Kiwi flight not high enough to touch five-time champs

By :  r mohan
Update: 2015-03-29 16:19 GMT
The Australian cricketers (L to R) Michael Clarke, Brad Haddin, David Warner, Pat Cummins and Aaron Finch rejoice the victory. (Photo: AP)

In a World Cup of power and pace, Team Australia were too strong, too powerful, too professional. The Kiwis had taken wings to shape their finest run ever to the summit. However, in the crucible of the MCG they were not at home, their cleverness and their deft touch with the bat no compensation for the early fall of their most powerful hitter, Brendon McCullum.

The last batsman in their line-up, the South African emigre Grant Elliot, ensured they would avoid the ignominy of too low a World Cup final total. Any ominous signs seen in 183, which is the total with which India made history in 1983, evaporated once David Warner flexed his batting muscles. There was none of the seam and swing movement of New Zealand to be had from the Kookaburra’s in Australia’s unforgiving atmosphere and pitch.
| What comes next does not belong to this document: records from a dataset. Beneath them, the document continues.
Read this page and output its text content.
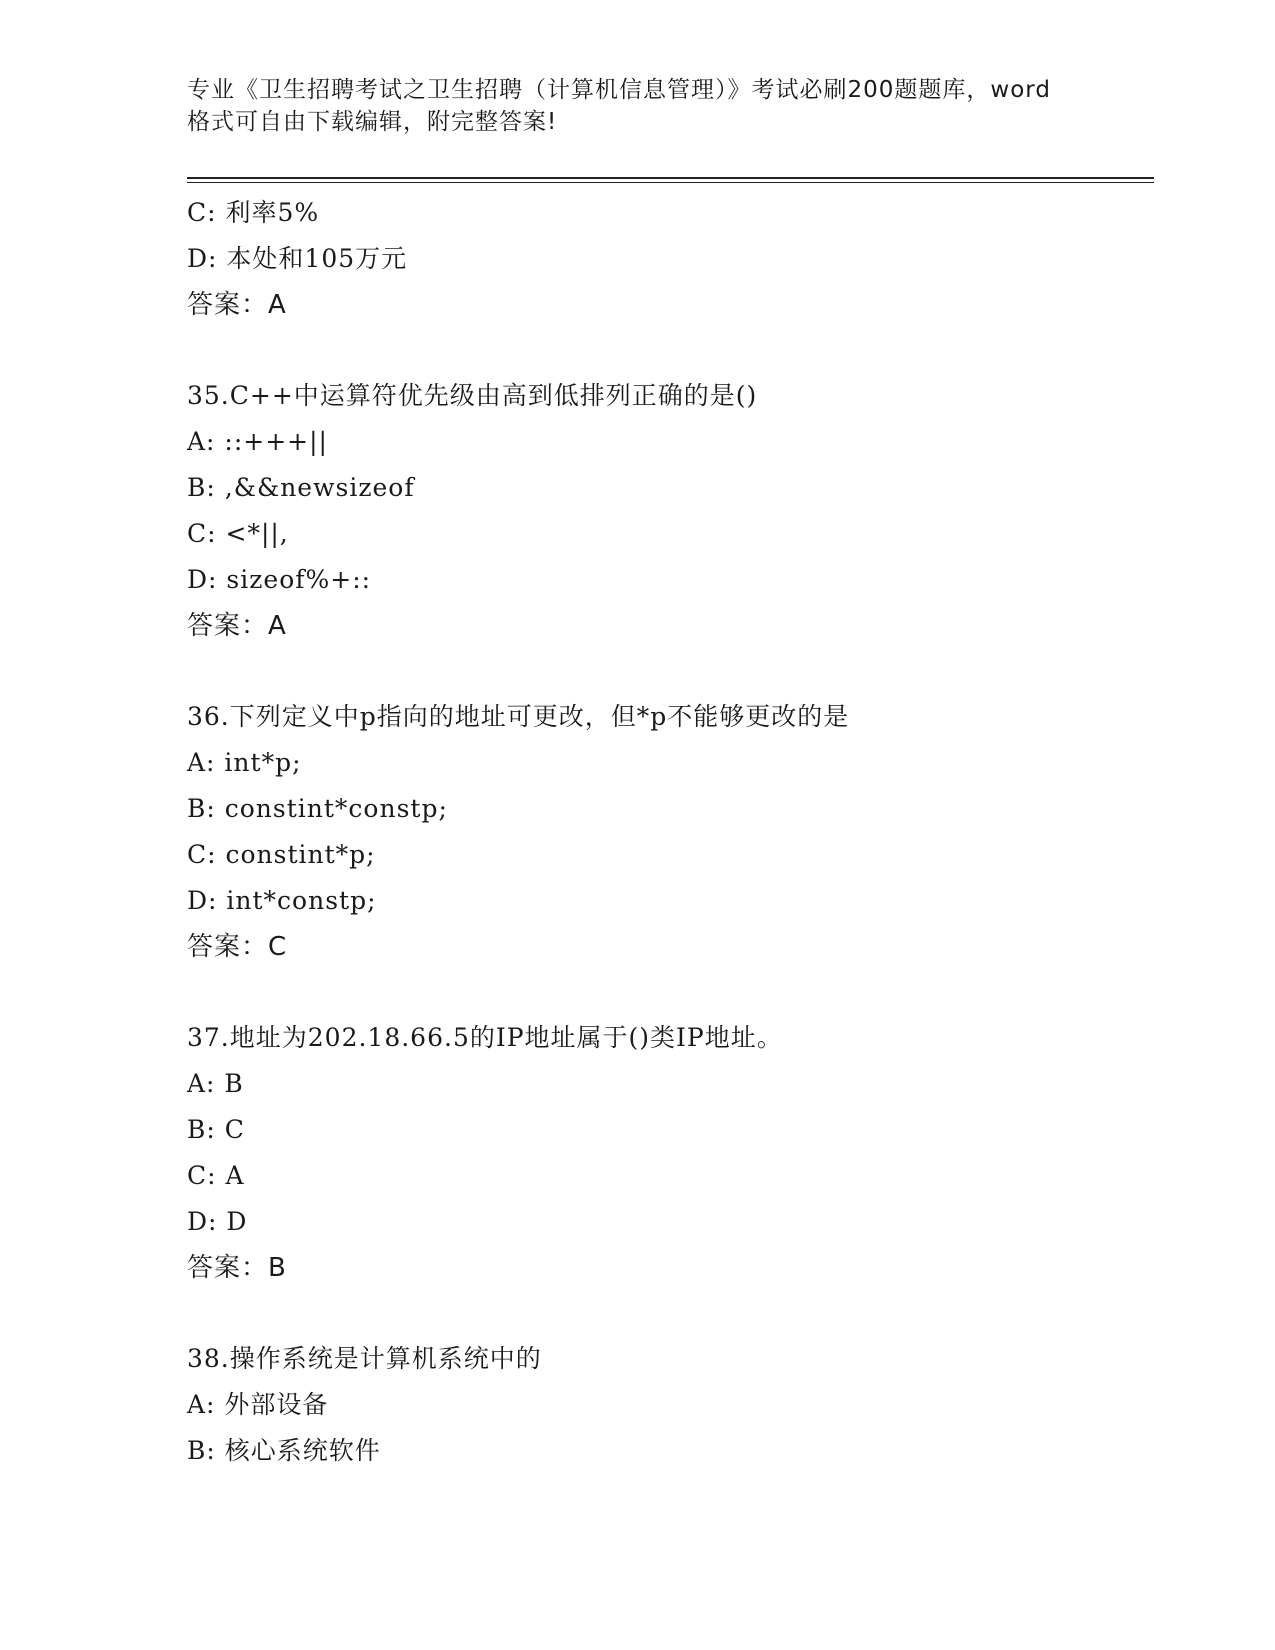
专业《卫生招聘考试之卫生招聘（计算机信息管理）》考试必刷200题题库，word
格式可自由下载编辑，附完整答案!
C: 利率5%
D: 本处和105万元
答案：A
35.C++中运算符优先级由高到低排列正确的是()
A: ::+++||
B: ,&&newsizeof
C: <*||,
D: sizeof%+::
答案：A
36.下列定义中p指向的地址可更改，但*p不能够更改的是
A: int*p;
B: constint*constp;
C: constint*p;
D: int*constp;
答案：C
37.地址为202.18.66.5的IP地址属于()类IP地址。
A: B
B: C
C: A
D: D
答案：B
38.操作系统是计算机系统中的
A: 外部设备
B: 核心系统软件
The steady hand of Steve smith on the rudder was insurance against any kind of panic in the chase. The Test captain has stood there like a rock all summer and a World Cup title at his age is something to savour. And yet this victory, as well as the ease of it, was owed to awesome threesome of left arm quicks – Mitchell Starc, James Faulkner and Mitchell Johnson – and maybe in that order with Starc being the one who bowled the brilliant fullish length in the vey first over to beat McCullum’s bat and hit the off stump.

High five: Australia beat New Zealand to become World Cup champions

It is the power of pace that set up this win on a very good batting pitch on which 300 was gathered in all World Cup matches by teams batting first. Falukner, who said the surface was slow to begin with, exploited its increasing pace best in the power play overs, knocking the resistance out after the breakthroughs provided by Starc and, quite extraordinarily, by the irrepressible Glenn Maxwell who bowled Guptill with a traditional off break.

Four years ago, the quarter final against Australia had been India’s toughest assignment. Even on the slow surface of Ahmedabad, the Aussies challenged the home team and favourites. Yuvraj Singh swung that game with what was clearly the most crucial innings of the game. Down Under, they returned the compliment, beating India with a lot left in the tank after having had some trouble in getting past Pakistan in the quarter final. India did not have the pace of Wahab Riaz to test them even if the short-pitched ball brought them back with a few wickets in the middle game.

Where McCullum may have let himself down after having set such high standards in terms of aggressive captaincy in backing his bowlers with a clutch of close catchers was in removing a second slip too early. Warner may have fallen had Vettori still been there instead of being moved back outside the circle. The Kiwi captain was back in attack mode a little late as he placed a catching square leg for Warner and had him tested with a short ball that grew on him. But by then the innings had flowered enough.

There was an engaging passage of play as Michael Clarke came in to Test match fields with seven men in catching positions. With tension suddenly returning to the game, Smith allowed the ball to ricochet off his legs into the sumps only to be reprieved by the hard grounds of Australia seeing the stumps stand so firm that the bails were not dislodged. That was probably the last sniff New Zealand had before the cold professionalism of the batsmen eased the path to victory, a fifth for Australia and a fourth in the last five World Cups.

Clarke, after his final ODI, joins Allan Border, Steve Waugh and Ricky Ponting as a World Cup winning captain and the world has four years in which to plot how to break this Australian strangelhold on the game's most coveted trophy and snatch the $4 million prize money that goes with it these days.